The end result is a disjunction between the book’s overarching goals and the specific argument being made in any given section. The conclusion tries to tie everything together, as the saying goes, but 500 pages’ worth of archeological and anthropological information isn’t retained so easily. Often I found myself slogging through a section, hoping to God I’d remember the key points when they became important. Alas.
Perhaps it’s the academic in me, but I’d much rather have been presented with a blueprint at the start, and been met with a check-in at the top and bottom of every chapter. Instead, each chapter begins more or less anew, and ends with a backward-facing summary. Those goals I mentioned in paragraph three? I gleaned them from odd points in the book (most are brought up in the introduction, but the clearest statement on mythbusting appears at page 447; getting stuck at 510; logics of domination at 365; and freedoms at 131).

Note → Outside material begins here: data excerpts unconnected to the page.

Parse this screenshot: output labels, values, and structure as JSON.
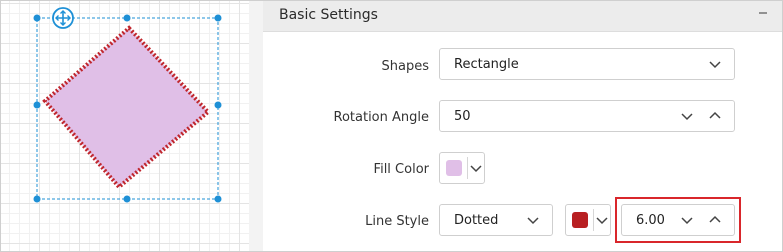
{
  "canvas": {
    "shape_fill": "#e0bfe7",
    "shape_stroke": "#c0262d",
    "handle_color": "#1e90d6"
  },
  "panel": {
    "title": "Basic Settings",
    "collapse_icon": "minus-icon"
  },
  "settings": {
    "shapes": {
      "label": "Shapes",
      "value": "Rectangle"
    },
    "rotation": {
      "label": "Rotation Angle",
      "value": "50"
    },
    "fill": {
      "label": "Fill Color",
      "color": "#e0bfe7"
    },
    "line_style": {
      "label": "Line Style",
      "value": "Dotted",
      "color": "#b81f22",
      "width": "6.00"
    }
  }
}
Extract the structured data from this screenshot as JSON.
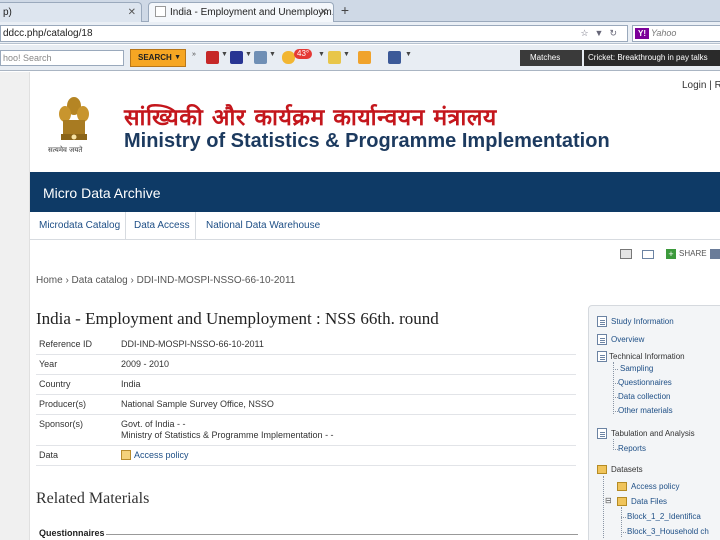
{
  "browser": {
    "tabs": [
      {
        "label": "p)"
      },
      {
        "label": "India - Employment and Unemploym..."
      }
    ],
    "new_tab": "+",
    "url": "ddcc.php/catalog/18",
    "search_engine_placeholder": "Yahoo",
    "toolbar": {
      "search_placeholder": "hoo! Search",
      "search_button": "SEARCH",
      "weather_badge": "43°",
      "matches_label": "Matches",
      "news_ticker": "Cricket: Breakthrough in pay talks"
    }
  },
  "page": {
    "top_links": "Login | R",
    "banner": {
      "hindi_title": "सांख्यिकी और कार्यक्रम कार्यान्वयन मंत्रालय",
      "english_title": "Ministry of Statistics & Programme Implementation",
      "emblem_motto": "सत्यमेव जयते"
    },
    "archive_title": "Micro Data Archive",
    "nav": [
      {
        "label": "Microdata Catalog"
      },
      {
        "label": "Data Access"
      },
      {
        "label": "National Data Warehouse"
      }
    ],
    "share_label": "SHARE",
    "breadcrumb": "Home › Data catalog › DDI-IND-MOSPI-NSSO-66-10-2011",
    "study_title": "India - Employment and Unemployment : NSS 66th. round",
    "info_rows": {
      "reference_id": {
        "label": "Reference ID",
        "value": "DDI-IND-MOSPI-NSSO-66-10-2011"
      },
      "year": {
        "label": "Year",
        "value": "2009 - 2010"
      },
      "country": {
        "label": "Country",
        "value": "India"
      },
      "producer": {
        "label": "Producer(s)",
        "value": "National Sample Survey Office, NSSO"
      },
      "sponsor": {
        "label": "Sponsor(s)",
        "value_line1": "Govt. of India - -",
        "value_line2": "Ministry of Statistics & Programme Implementation - -"
      },
      "data": {
        "label": "Data",
        "value": "Access policy"
      }
    },
    "related_title": "Related Materials",
    "questionnaires_label": "Questionnaires",
    "side_tree": {
      "study_information": "Study Information",
      "overview": "Overview",
      "technical_information": "Technical Information",
      "sampling": "Sampling",
      "questionnaires": "Questionnaires",
      "data_collection": "Data collection",
      "other_materials": "Other materials",
      "tabulation": "Tabulation and Analysis",
      "reports": "Reports",
      "datasets": "Datasets",
      "access_policy": "Access policy",
      "data_files": "Data Files",
      "block_1": "Block_1_2_Identifica",
      "block_3": "Block_3_Household ch"
    }
  }
}
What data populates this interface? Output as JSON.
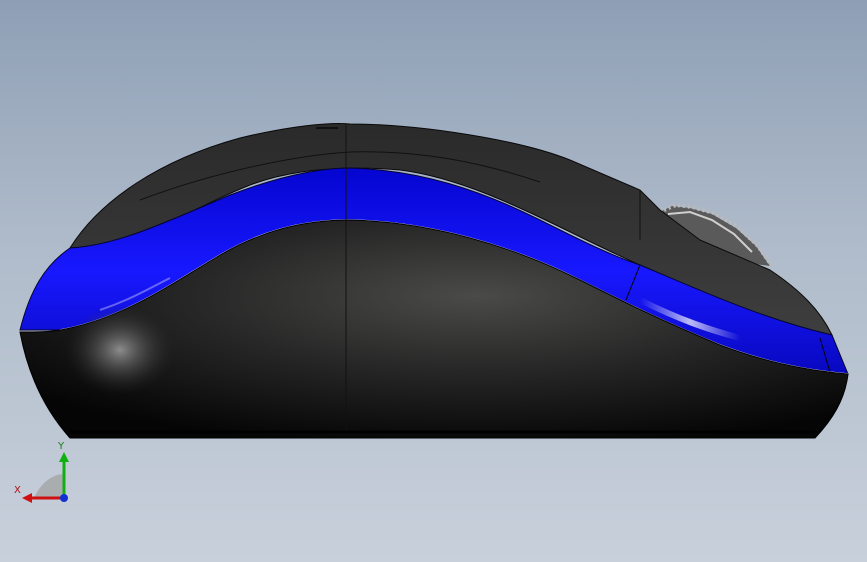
{
  "viewport": {
    "background_top": "#8e9fb5",
    "background_bottom": "#c8d0db"
  },
  "model": {
    "shell_color": "#1a1a1a",
    "stripe_color": "#1010ee",
    "wheel_color": "#888888"
  },
  "triad": {
    "x_label": "X",
    "y_label": "Y",
    "x_color": "#d01010",
    "y_color": "#10b010",
    "z_color": "#1030d0"
  }
}
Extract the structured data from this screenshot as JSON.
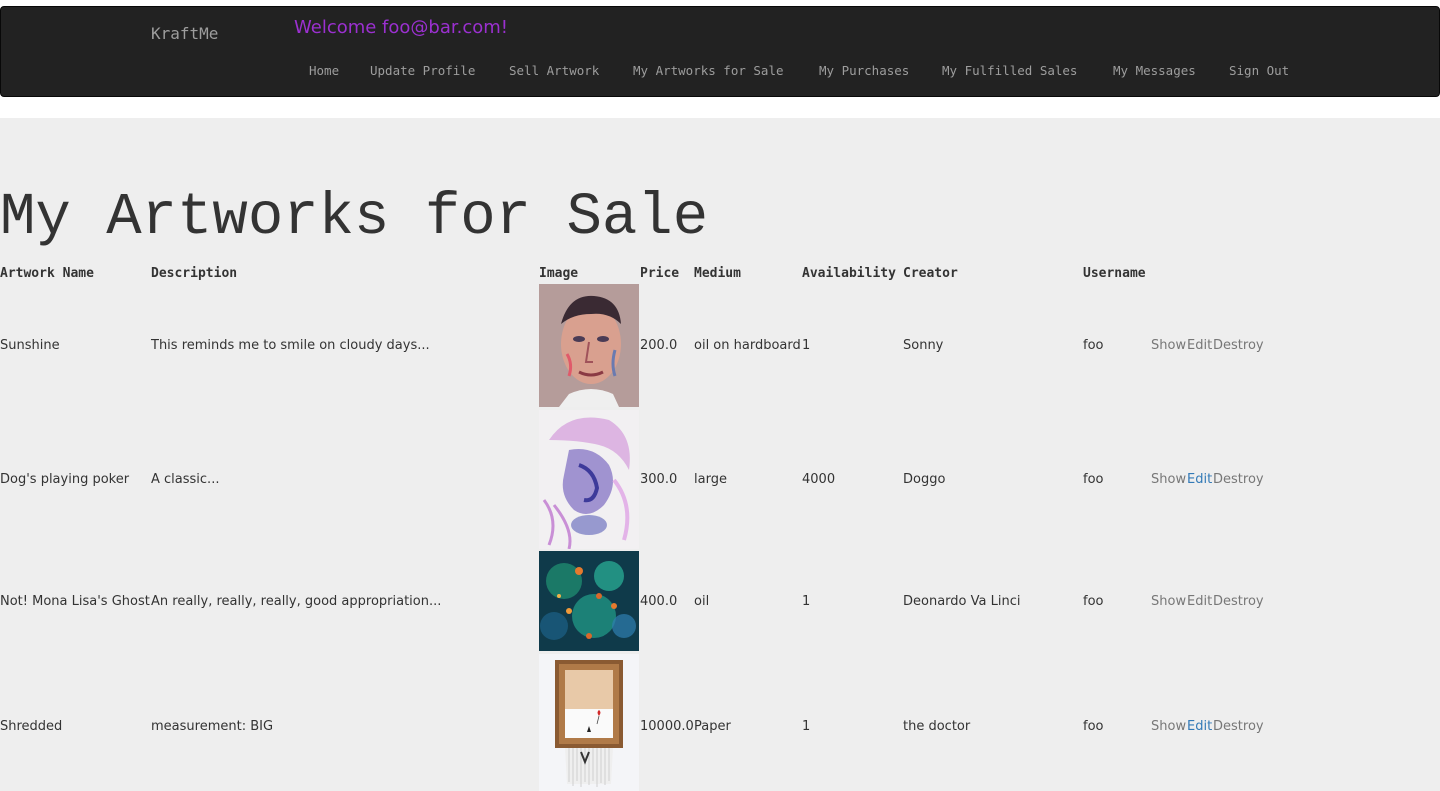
{
  "navbar": {
    "brand": "KraftMe",
    "welcome": "Welcome foo@bar.com!",
    "links": [
      "Home",
      "Update Profile",
      "Sell Artwork",
      "My Artworks for Sale",
      "My Purchases",
      "My Fulfilled Sales",
      "My Messages",
      "Sign Out"
    ]
  },
  "page": {
    "title": "My Artworks for Sale"
  },
  "table": {
    "headers": [
      "Artwork Name",
      "Description",
      "Image",
      "Price",
      "Medium",
      "Availability",
      "Creator",
      "Username"
    ],
    "actions": [
      "Show",
      "Edit",
      "Destroy"
    ],
    "rows": [
      {
        "name": "Sunshine",
        "description": "This reminds me to smile on cloudy days...",
        "price": "200.0",
        "medium": "oil on hardboard",
        "availability": "1",
        "creator": "Sonny",
        "username": "foo",
        "image": "portrait-painting"
      },
      {
        "name": "Dog's playing poker",
        "description": "A classic...",
        "price": "300.0",
        "medium": "large",
        "availability": "4000",
        "creator": "Doggo",
        "username": "foo",
        "image": "watercolor-face"
      },
      {
        "name": "Not! Mona Lisa's Ghost",
        "description": "An really, really, really, good appropriation...",
        "price": "400.0",
        "medium": "oil",
        "availability": "1",
        "creator": "Deonardo Va Linci",
        "username": "foo",
        "image": "koi-pond-painting"
      },
      {
        "name": "Shredded",
        "description": "measurement: BIG",
        "price": "10000.0",
        "medium": "Paper",
        "availability": "1",
        "creator": "the doctor",
        "username": "foo",
        "image": "shredded-framed-artwork"
      }
    ]
  },
  "colors": {
    "navbar_bg": "#222222",
    "nav_text": "#9d9d9d",
    "welcome": "#9b30d0",
    "link_active": "#337ab7",
    "page_bg": "#eeeeee"
  }
}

There’s also a whiff of ideological strategizing in this odd structure. Graeber’s anarchism probably kept him from obtaining tenure throughout his American career, and perhaps the Davids wanted to temper the book’s stance to appeal to more mainstream readers. After all, their three freedoms from societal domination are the freedom to leave one’s community and be welcomed elsewhere, to disobey commands, and to reimagine and restructure society. (While we’re at it, the three sources of domination are sovereign, bureaucratic, and charismatic power. And we “got stuck” when domestic care and outgroup violence intermixed into domestic and social violence as care — the early Roman paterfamilias having the right to kill his underage children as punishment, and James I saying he punishes social deviants because he loves them.)
A quick side note on language. Wengrow teaches at University College London, Graeber ended up at the London School of Economics, and even the American edition uses British English, including the rhetorical use of punctuation first described in Henry Watson Fowler and Francis George Fowler’s The King’s English (1906): The period (full stop), colon, semicolon, and comma all signal pauses of varying lengths, from longest to shortest. M-dashes are often deployed asymmetrically as well. Just in case you, like me, are easily thrown by this kind of thing.
The signature contribution of the book, what it should rightly be remembered for, is its demonstration of just how divorced from the evidence most “big history” books really are, including bestsellers like Jared Diamond’s Guns, Germs, and Steel (1997). (It’s notable that these books and their authors are the only specified objects of critique and ridicule; Diamond is described — accurately — as holding “a PhD on the physiology of the gall bladder.”) Graeber, that puckish titan, will be deeply missed.